Je voulais faire comprendre comment la modernité était parfois un miroir aux alouettes. Le père a deux logiques en acceptant leur installation, il se dit : « j’ai pollué toute ma vie, par cet acte là je vais me racheter », en pensant à l’énergie décarbonée. Et puis il voit la logique économique, ces 50 000 euros de revenu ça le tenaille. Il y voit une sorte d’assurance vie, le moyen de sécuriser son exploitation. Mais il va vite déchanter. Le fils, lui, considère de façon épidermique que c’est une nouvelle illusion de la modernité, qui va les faire disparaître. Il a entendu ce promoteur caricatural et les faits vont lui confirmer ses réticences.

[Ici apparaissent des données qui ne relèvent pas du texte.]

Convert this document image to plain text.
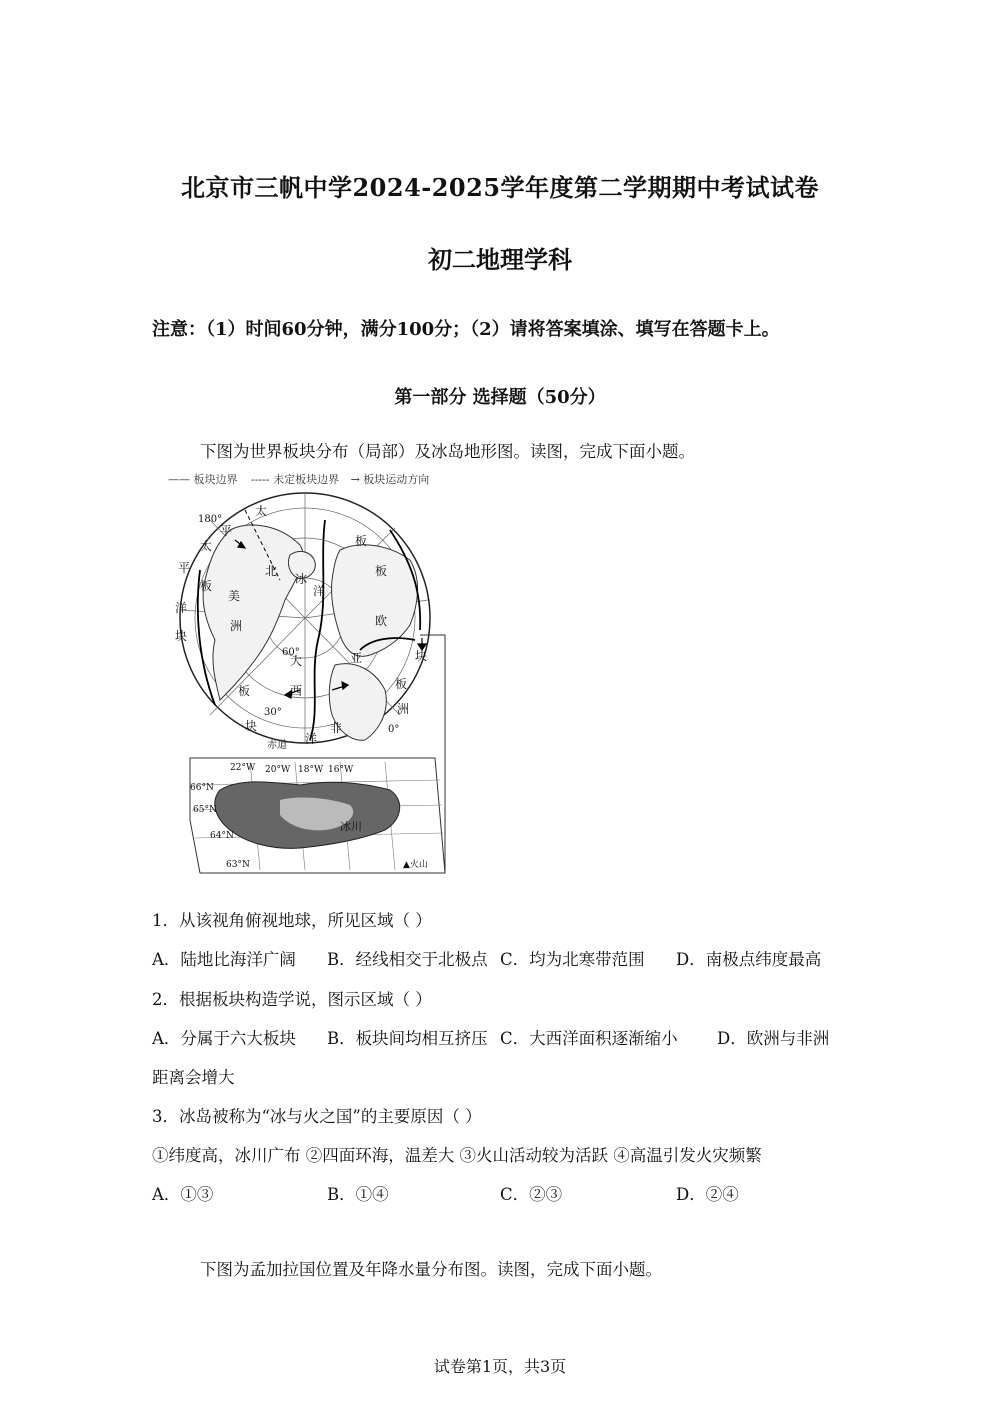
北京市三帆中学2024-2025学年度第二学期期中考试试卷
初二地理学科
注意：（1）时间60分钟，满分100分；（2）请将答案填涂、填写在答题卡上。
第一部分 选择题（50分）
下图为世界板块分布（局部）及冰岛地形图。读图，完成下面小题。
—— 板块边界 ----- 未定板块边界 → 板块运动方向
太
平
平
太
板
洋
块
北
美
洲
冰
洋
板
板
欧
块
亚
板
洲
大
西
洋
非
板
块
180°
60°
30°
0°
赤道
22°W 20°W 18°W 16°W
66°N
65°N
64°N
63°N	▲火山
冰川
1．从该视角俯视地球，所见区域（ ）
A．陆地比海洋广阔 B．经线相交于北极点 C．均为北寒带范围 D．南极点纬度最高
2．根据板块构造学说，图示区域（ ）
A．分属于六大板块 B．板块间均相互挤压 C．大西洋面积逐渐缩小 D．欧洲与非洲
距离会增大
3．冰岛被称为“冰与火之国”的主要原因（ ）
①纬度高，冰川广布 ②四面环海，温差大 ③火山活动较为活跃 ④高温引发火灾频繁
A．①③	B．①④	C．②③	D．②④
下图为孟加拉国位置及年降水量分布图。读图，完成下面小题。
试卷第1页，共3页
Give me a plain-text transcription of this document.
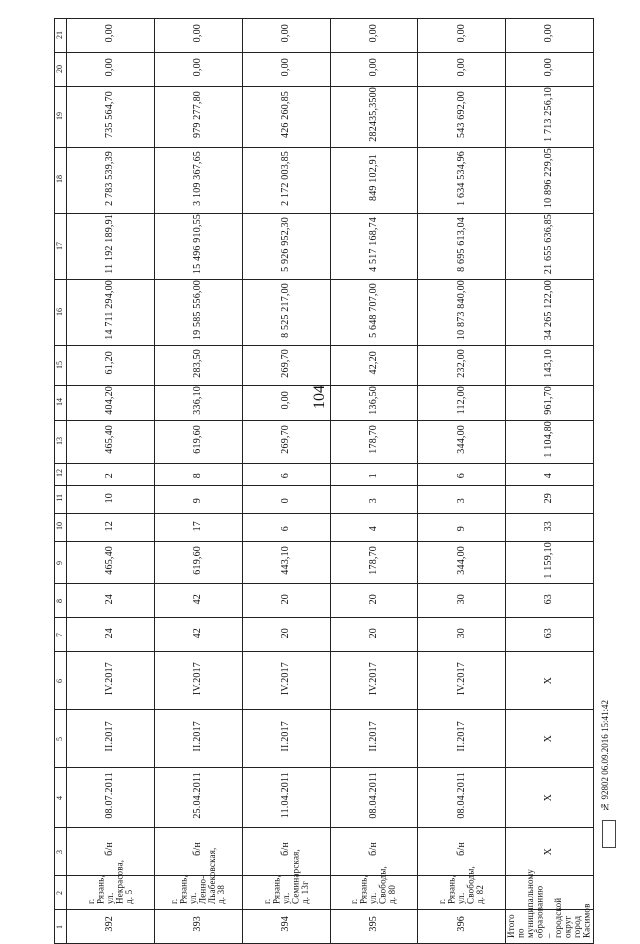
104
21	0,00	0,00	0,00	0,00	0,00	0,00
20	0,00	0,00	0,00	0,00	0,00	0,00
19	735 564,70	979 277,80	426 260,85	282435,3500	543 692,00	1 713 256,10
18	2 783 539,39	3 109 367,65	2 172 003,85	849 102,91	1 634 534,96	10 896 229,05
17	11 192 189,91	15 496 910,55	5 926 952,30	4 517 168,74	8 695 613,04	21 655 636,85
16	14 711 294,00	19 585 556,00	8 525 217,00	5 648 707,00	10 873 840,00	34 265 122,00
15	61,20	283,50	269,70	42,20	232,00	143,10
14	404,20	336,10	0,00	136,50	112,00	961,70
13	465,40	619,60	269,70	178,70	344,00	1 104,80
12	2	8	6	1	6	4
11	10	9	0	3	3	29
10	12	17	6	4	9	33
9	465,40	619,60	443,10	178,70	344,00	1 159,10
8	24	42	20	20	30	63
7	24	42	20	20	30	63
6	IV.2017	IV.2017	IV.2017	IV.2017	IV.2017	X
5	II.2017	II.2017	II.2017	II.2017	II.2017	X
4	08.07.2011	25.04.2011	11.04.2011	08.04.2011	08.04.2011	X
3	б/н	б/н	б/н	б/н	б/н	X
2	г. Рязань, ул. Некрасова, д. 5	г. Рязань, ул. Ленно-Льабековская, д. 38	г. Рязань, ул. Семинарская, д. 13г	г. Рязань, ул. Свободы, д. 80	г. Рязань, ул. Свободы, д. 82	
1	392	393	394	395	396	Итого по муниципальному образованию – городской округ город Касимов
№ 92802 06.09.2016 15:41:42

Ce n'est pas un livre contre les éoliennes

Mais attention ce n’est pas un livre contre les éoliennes, mais plutôt contre l’aveuglement à vouloir en implanter n’importe où. Sur les bords des autoroutes pourquoi pas ! Mais je voulais être précis sur ce que l’implantation d’une éolienne entraîne, comme l’injection de 900 tonnes de béton liquide dans le sol, la construction de routes nécessaires à leur acheminement, d’aires de stockage, d’aires de dégagement…. tout ça est vrai ! Ca finit par artificialiser beaucoup la nature. C’est pour cela que quand Mo entend parler de ces tribus de Nouvelle-Zélande qui protègent des sites, ou de ces déserts californiens juchés d’éoliennes, ça lui parle.

C’est un livre de questionnement, j’essaie de faire réfléchir à ce que l’on considère comme le progrès. Mais je ne rentre pas dans le débat sur l’intérêt des éoliennes et leurs possibles effets funestes qui cristallise les antagonismes et les angoisses.